Practical view: Understand your corporate structure and scope of BOIR entities
The first step in streamlining the compliance process is understanding your entity portfolio. This involves taking the following steps:
- Identify your company’s universe of entities: Order an all-state, all-entity health check. This will provide a report on entities, jurisdictions, and Secretary of State compliance status.
- Rationalize current entities: Determine which entities will no longer be needed before January 1, 2025. This can take time, so be sure to review your entities during your slower months. Consider dissolving and withdrawing these entities or explore the viability of a merger; however, be sure to review tax and legal implications, documents, and filing turnaround times. As you do this, identify the states that require tax clearance (as this can be a lengthy process). If you need assistance, evaluate companies who can help with obtaining all state requirements. And don’t forget to consider state backlogs as year-end volume can cause delays. Note: Even if you formally dissolve a domestic entity or withdraw a foreign entity in 2024, you must file an initial BOI report for it by January 1, 2025.

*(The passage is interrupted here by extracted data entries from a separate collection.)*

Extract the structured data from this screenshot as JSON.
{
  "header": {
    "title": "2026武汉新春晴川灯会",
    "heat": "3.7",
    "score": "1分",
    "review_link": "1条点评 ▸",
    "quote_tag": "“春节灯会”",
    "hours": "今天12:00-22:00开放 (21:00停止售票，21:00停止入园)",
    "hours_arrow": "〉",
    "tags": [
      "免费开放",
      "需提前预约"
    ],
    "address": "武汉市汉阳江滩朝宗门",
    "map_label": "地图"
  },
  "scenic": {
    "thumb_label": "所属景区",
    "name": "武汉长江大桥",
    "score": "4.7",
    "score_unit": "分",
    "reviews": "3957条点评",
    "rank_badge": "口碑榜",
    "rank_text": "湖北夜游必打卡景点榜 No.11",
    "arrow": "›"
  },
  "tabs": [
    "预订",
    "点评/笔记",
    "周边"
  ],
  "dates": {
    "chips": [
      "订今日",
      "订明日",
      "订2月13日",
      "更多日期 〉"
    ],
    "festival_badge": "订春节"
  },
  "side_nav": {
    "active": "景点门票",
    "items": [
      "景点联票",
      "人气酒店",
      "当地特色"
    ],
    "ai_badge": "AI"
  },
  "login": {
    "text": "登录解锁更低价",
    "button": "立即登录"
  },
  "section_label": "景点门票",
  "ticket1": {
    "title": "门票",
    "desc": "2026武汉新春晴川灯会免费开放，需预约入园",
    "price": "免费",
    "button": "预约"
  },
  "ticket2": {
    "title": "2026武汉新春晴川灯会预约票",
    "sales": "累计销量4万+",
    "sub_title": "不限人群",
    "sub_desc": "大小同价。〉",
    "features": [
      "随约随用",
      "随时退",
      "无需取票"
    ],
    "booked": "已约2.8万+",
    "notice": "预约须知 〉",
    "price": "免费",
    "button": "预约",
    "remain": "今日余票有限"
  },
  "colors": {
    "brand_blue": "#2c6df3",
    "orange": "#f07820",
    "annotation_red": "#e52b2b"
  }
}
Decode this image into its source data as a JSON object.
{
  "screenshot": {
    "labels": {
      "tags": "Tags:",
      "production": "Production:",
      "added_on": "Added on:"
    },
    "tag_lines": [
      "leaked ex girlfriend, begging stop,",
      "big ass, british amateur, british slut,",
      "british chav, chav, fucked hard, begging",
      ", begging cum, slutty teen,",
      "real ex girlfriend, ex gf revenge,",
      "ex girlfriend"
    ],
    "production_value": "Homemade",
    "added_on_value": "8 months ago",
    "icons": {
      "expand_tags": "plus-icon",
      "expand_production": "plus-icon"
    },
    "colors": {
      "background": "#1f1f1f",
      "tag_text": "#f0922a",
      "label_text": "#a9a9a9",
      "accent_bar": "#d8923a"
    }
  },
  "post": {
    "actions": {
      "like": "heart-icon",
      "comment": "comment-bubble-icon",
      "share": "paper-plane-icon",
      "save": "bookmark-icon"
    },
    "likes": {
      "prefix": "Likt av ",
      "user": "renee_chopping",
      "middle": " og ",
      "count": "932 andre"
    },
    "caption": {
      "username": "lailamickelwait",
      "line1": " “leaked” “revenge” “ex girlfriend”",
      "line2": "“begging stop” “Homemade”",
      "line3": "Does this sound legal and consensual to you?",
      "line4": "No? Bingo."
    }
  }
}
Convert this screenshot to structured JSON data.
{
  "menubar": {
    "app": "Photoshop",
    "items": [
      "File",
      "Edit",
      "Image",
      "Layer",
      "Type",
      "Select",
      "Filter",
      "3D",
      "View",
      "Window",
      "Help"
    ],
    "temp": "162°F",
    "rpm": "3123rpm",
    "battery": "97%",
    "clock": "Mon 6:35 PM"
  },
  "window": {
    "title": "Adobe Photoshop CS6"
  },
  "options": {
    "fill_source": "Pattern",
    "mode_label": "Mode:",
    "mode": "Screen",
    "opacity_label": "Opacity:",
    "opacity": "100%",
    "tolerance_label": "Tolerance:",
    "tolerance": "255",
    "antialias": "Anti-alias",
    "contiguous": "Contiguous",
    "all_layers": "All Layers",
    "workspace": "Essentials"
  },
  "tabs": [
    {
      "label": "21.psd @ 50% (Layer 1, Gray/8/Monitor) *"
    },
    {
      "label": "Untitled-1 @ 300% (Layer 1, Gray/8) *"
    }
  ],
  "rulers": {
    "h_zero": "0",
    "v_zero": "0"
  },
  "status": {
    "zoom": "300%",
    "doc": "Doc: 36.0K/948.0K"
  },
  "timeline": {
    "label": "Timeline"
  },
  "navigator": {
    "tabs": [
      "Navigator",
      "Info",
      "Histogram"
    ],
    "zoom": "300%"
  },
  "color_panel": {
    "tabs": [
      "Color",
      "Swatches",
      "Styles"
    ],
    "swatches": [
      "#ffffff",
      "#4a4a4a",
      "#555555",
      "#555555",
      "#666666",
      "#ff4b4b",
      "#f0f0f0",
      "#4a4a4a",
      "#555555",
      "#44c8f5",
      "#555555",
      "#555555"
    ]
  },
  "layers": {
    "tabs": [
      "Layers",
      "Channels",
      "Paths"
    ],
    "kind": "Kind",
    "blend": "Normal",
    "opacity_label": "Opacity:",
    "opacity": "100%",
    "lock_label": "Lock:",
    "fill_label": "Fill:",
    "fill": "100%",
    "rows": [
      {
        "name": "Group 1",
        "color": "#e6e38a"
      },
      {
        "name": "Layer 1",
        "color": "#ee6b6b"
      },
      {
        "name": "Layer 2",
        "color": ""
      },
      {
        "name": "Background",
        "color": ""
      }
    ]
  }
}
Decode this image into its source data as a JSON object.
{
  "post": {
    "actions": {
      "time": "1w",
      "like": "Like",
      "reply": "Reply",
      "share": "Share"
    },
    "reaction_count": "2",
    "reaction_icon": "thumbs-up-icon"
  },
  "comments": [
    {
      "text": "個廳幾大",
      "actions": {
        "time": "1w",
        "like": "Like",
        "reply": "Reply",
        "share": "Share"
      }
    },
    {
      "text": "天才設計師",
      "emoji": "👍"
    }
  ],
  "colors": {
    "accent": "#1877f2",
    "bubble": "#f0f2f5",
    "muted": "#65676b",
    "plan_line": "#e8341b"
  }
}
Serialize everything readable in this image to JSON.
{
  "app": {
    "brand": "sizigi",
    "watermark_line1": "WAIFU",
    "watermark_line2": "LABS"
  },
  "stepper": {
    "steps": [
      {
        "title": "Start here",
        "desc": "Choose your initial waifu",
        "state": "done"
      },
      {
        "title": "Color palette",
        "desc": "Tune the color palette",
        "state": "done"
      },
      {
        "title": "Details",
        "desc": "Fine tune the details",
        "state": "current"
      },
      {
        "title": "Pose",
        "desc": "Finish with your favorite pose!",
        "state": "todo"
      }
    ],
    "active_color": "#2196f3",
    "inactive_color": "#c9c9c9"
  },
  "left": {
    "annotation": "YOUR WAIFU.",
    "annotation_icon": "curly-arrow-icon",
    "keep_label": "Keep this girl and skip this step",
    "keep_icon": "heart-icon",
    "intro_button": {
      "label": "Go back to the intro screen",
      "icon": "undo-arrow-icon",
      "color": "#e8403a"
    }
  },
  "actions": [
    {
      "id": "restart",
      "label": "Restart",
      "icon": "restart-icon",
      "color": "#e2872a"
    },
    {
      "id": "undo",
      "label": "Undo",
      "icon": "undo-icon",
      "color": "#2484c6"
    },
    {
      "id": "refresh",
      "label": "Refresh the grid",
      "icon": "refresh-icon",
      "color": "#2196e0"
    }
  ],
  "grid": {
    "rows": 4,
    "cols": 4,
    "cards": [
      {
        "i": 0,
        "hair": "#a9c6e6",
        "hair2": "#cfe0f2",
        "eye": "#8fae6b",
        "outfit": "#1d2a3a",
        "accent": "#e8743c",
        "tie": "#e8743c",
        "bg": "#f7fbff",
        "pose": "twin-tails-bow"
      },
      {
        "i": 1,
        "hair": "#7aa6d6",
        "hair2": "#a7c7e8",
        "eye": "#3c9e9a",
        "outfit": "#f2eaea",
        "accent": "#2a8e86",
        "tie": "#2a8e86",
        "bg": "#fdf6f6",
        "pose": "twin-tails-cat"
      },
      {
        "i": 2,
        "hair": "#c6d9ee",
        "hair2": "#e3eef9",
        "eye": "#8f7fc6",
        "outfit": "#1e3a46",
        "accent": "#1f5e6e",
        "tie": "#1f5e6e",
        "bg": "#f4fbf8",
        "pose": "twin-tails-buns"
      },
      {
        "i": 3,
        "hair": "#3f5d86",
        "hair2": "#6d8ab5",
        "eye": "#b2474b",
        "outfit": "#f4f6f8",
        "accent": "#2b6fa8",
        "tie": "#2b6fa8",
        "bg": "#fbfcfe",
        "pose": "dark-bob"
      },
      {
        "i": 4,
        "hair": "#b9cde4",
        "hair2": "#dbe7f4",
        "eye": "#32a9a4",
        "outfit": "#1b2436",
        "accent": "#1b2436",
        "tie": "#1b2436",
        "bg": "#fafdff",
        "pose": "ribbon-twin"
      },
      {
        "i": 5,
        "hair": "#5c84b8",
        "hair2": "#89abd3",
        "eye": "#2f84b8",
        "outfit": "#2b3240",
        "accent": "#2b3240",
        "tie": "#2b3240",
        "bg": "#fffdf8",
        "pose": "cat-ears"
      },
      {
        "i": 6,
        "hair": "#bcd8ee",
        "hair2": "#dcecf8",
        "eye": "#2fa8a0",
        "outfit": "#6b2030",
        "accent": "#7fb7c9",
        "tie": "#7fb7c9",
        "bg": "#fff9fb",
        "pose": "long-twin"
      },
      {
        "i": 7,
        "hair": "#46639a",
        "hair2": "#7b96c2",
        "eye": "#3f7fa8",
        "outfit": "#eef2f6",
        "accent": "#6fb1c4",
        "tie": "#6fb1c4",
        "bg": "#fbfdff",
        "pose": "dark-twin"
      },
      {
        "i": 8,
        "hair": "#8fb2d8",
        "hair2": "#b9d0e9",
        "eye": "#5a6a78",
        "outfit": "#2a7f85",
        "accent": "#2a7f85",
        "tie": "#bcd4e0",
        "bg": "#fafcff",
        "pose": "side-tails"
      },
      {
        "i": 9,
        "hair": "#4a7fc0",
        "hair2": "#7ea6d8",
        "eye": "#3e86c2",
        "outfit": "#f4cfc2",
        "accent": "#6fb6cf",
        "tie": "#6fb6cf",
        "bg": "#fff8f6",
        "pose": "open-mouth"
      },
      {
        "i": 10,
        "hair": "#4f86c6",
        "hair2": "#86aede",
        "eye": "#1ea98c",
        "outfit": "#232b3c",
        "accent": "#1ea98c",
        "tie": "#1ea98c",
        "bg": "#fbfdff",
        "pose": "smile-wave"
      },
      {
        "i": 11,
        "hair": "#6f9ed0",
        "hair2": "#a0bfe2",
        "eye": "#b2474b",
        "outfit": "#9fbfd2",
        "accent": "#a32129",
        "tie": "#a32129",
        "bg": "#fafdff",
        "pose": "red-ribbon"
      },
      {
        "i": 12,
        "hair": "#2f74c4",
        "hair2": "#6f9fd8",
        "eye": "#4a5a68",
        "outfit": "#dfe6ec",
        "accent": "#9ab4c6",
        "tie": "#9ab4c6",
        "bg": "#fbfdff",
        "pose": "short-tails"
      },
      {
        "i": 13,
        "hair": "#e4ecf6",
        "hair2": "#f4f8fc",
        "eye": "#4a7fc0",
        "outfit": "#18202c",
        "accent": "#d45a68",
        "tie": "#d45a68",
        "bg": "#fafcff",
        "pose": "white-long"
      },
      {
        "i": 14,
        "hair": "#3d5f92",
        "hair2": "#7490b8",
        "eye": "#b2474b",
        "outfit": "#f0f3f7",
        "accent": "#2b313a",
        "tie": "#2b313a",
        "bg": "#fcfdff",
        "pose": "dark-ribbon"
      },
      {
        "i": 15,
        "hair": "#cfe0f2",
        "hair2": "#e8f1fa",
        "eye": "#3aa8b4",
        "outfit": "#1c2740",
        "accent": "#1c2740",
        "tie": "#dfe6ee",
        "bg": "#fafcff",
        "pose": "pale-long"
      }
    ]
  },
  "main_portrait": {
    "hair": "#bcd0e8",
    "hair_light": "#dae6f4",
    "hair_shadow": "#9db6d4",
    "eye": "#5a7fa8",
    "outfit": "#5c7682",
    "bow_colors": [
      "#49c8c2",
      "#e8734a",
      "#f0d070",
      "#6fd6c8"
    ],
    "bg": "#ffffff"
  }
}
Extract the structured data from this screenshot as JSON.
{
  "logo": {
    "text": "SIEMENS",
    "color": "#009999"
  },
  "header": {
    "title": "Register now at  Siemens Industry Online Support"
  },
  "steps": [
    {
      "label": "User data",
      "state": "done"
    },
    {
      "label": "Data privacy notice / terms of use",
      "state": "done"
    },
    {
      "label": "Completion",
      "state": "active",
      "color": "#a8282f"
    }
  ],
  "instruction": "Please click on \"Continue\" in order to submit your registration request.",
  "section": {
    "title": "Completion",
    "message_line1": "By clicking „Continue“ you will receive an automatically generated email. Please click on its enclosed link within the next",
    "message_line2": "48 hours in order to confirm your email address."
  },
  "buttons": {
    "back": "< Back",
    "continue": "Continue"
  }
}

- Identify personal entities and the next steps to have any reporting needs addressed by the individual owners.
Although it is advisable to terminate entities when they are no longer needed, terminating an entity that existed at any time on or after January 1, 2024, will not exempt it from filing an initial report, if it is a reporting company.
On July 8, 2024, FinCEN released an FAQ clarifying the reporting obligations related to BOI for companies that have been terminated. On September 10, 2024, FinCEN released an FAQ clarifying the reporting obligations for non-U.S. companies that ceased to be registered. Companies that ceased to exist as legal entities before January 1, 2024, and non-U.S. companies that ceased to be registered before January 1,2024 are not obligated to submit a BOI report. However, non-exempt companies that existed as legal entities for any period on or after January 1, 2024 (meaning they did not complete the formal dissolution process before that date) and non-U.S. reporting companies that were registered to do business in the U.S. for any period on or after January 1, 2024 (meaning they did not complete the process of formally and irrevocably withdrawing by that date) are required to file a BOI report, even if they ceased to exist or ceased to be registered before their initial BOI report was due. This applies both to reporting companies created or registered before January 1, 2024 and those created or registered on or after January 1, 2024.